The history of medicine teaches us that every pandemic ends in two ways. On the one hand, there is the obvious, medical way: when there are fewer and fewer cases of illness and death, when more and more vaccinations have been made available, and when a large part of the population of entire continents has become immune to the respective pathogen. There is also, however, the social end of a pandemic. It occurs when societies, medicine and science have come to the conclusion that a disease cannot be completely eradicated and that we must live with it long term. Perhaps we are now on the verge of this. Despite mutants and currently, only slightly increasing numbers of cases, we are relaxing strict regulations, and starting to reopen areas of public life and schools. This is made possible by new ways of dealing with the pandemic. Regardless of the new measures, be it mass testing, vaccinations or better data exchange with the authorities, any change takes place in our minds first. This is also true for the travel and airline industry. With the help of a digital vaccination passport, international travel should become more feasible.

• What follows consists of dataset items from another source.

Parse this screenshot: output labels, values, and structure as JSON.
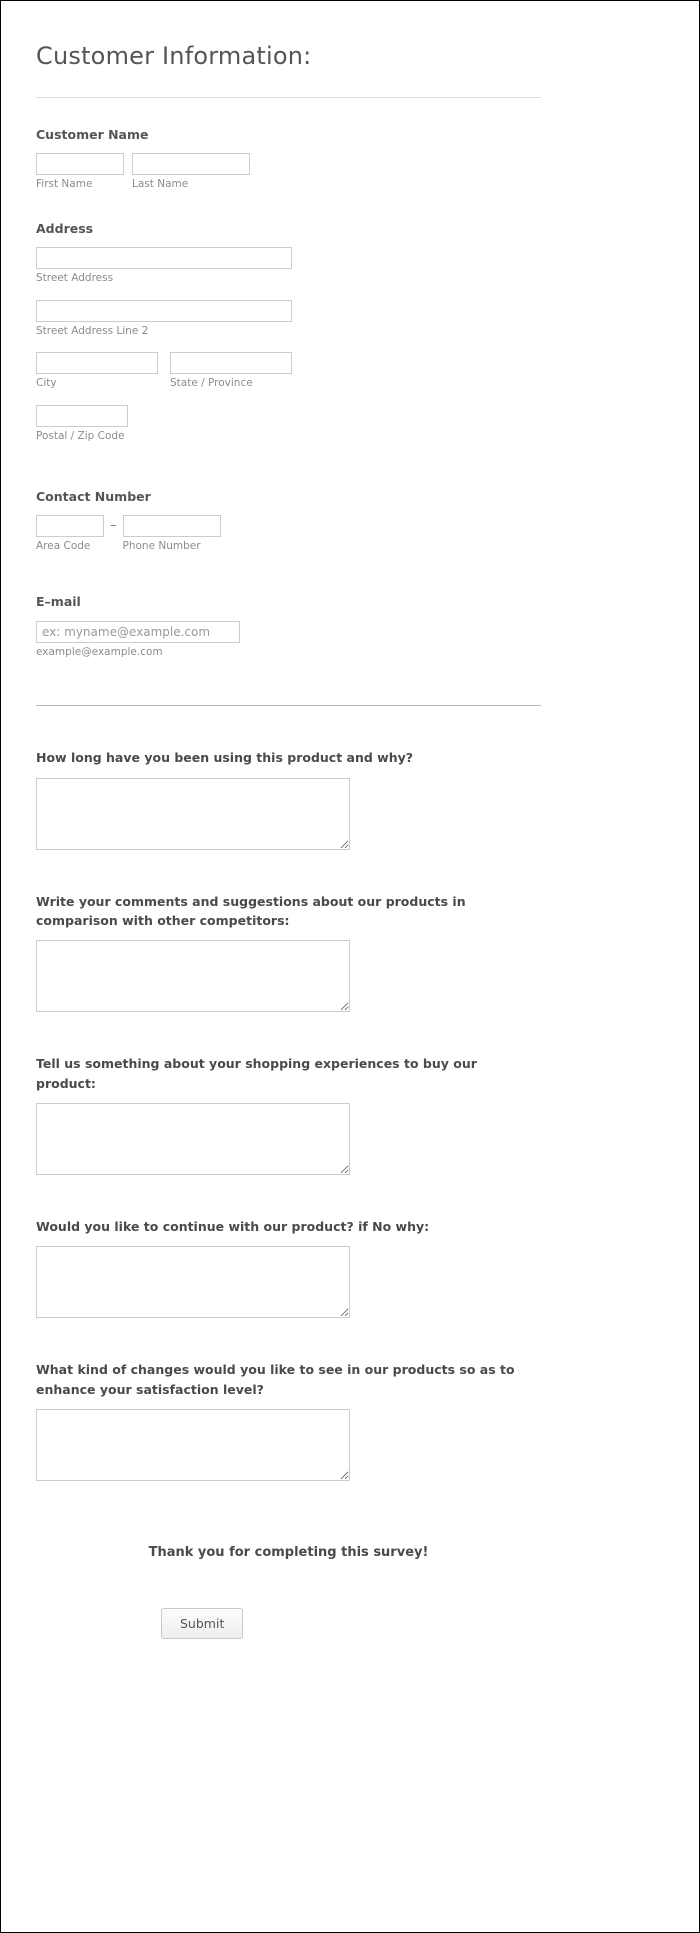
{
  "form": {
    "title": "Customer Information:",
    "sections": {
      "customer_name": {
        "label": "Customer Name",
        "first_name_sublabel": "First Name",
        "last_name_sublabel": "Last Name",
        "first_name_value": "",
        "last_name_value": ""
      },
      "address": {
        "label": "Address",
        "street_sublabel": "Street Address",
        "street2_sublabel": "Street Address Line 2",
        "city_sublabel": "City",
        "state_sublabel": "State / Province",
        "zip_sublabel": "Postal / Zip Code",
        "street_value": "",
        "street2_value": "",
        "city_value": "",
        "state_value": "",
        "zip_value": ""
      },
      "contact_number": {
        "label": "Contact Number",
        "area_code_sublabel": "Area Code",
        "phone_sublabel": "Phone Number",
        "separator": "–",
        "area_code_value": "",
        "phone_value": ""
      },
      "email": {
        "label": "E–mail",
        "placeholder": "ex: myname@example.com",
        "sublabel": "example@example.com",
        "value": ""
      }
    },
    "questions": [
      {
        "label": "How long have you been using this product and why?",
        "value": ""
      },
      {
        "label": "Write your comments and suggestions about our products in comparison with other competitors:",
        "value": ""
      },
      {
        "label": "Tell us something about your shopping experiences to buy our product:",
        "value": ""
      },
      {
        "label": "Would you like to continue with our product? if No why:",
        "value": ""
      },
      {
        "label": "What kind of changes would you like to see in our products so as to enhance your satisfaction level?",
        "value": ""
      }
    ],
    "footer": {
      "thank_you": "Thank you for completing this survey!",
      "submit_label": "Submit"
    },
    "colors": {
      "text": "#555555",
      "heading": "#4a4a4a",
      "sublabel": "#8b8b8b",
      "border": "#cccccc",
      "rule": "#b9b9b9",
      "page_background": "#ffffff"
    }
  }
}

Innovation boost through digitization
Airlines, airports, ground handlers, government agencies, electronic service providers all have started collaborations previously never done. The last twelve months have given the industry a boost in innovation, due in particular to digitalization. Apps, contactless payment, digital contact tracking and automated planning in the face of constantly changing parameters have become key drivers of innovation. There also have been some changes in communication, which were urgently needed. Good communication is key to regaining the trust of passengers in aviation. It is the only way to make a successful restart happen. Huntley Lawrence, aviation director at the Port Authority of New York and New Jersey, warned that a lack of consistency in application of rules and guidance threatens to undermine public confidence and the drive to rebuild demand.
The conclusion is obvious that despite all the losses, the industry will continue to invest money in these areas in the coming months and years in the hope that it will pay off. Money invested is money saved, especially when it comes to increasing productivity. When employees can more easily and accurately use data in their operational work, they are better able to fulfill and document tasks.
Trend for technical innovations going strong
At some point, no one knows exactly when, there will be a “post-crisis”. This point in time will not be the same in all parts of the world. Asia and the United States are certainly closer than Europe, due to low case numbers in Asia and strong vaccination progress in the USA. But one thing is true for all markets. More than ever before, technological innovation will be crucial, because it will determine the competitiveness of market players. In the coming months and years in particular, there will be an oversupply on the market that will allow those who have adapted best to the new conditions to survive. Technology will be a key factor.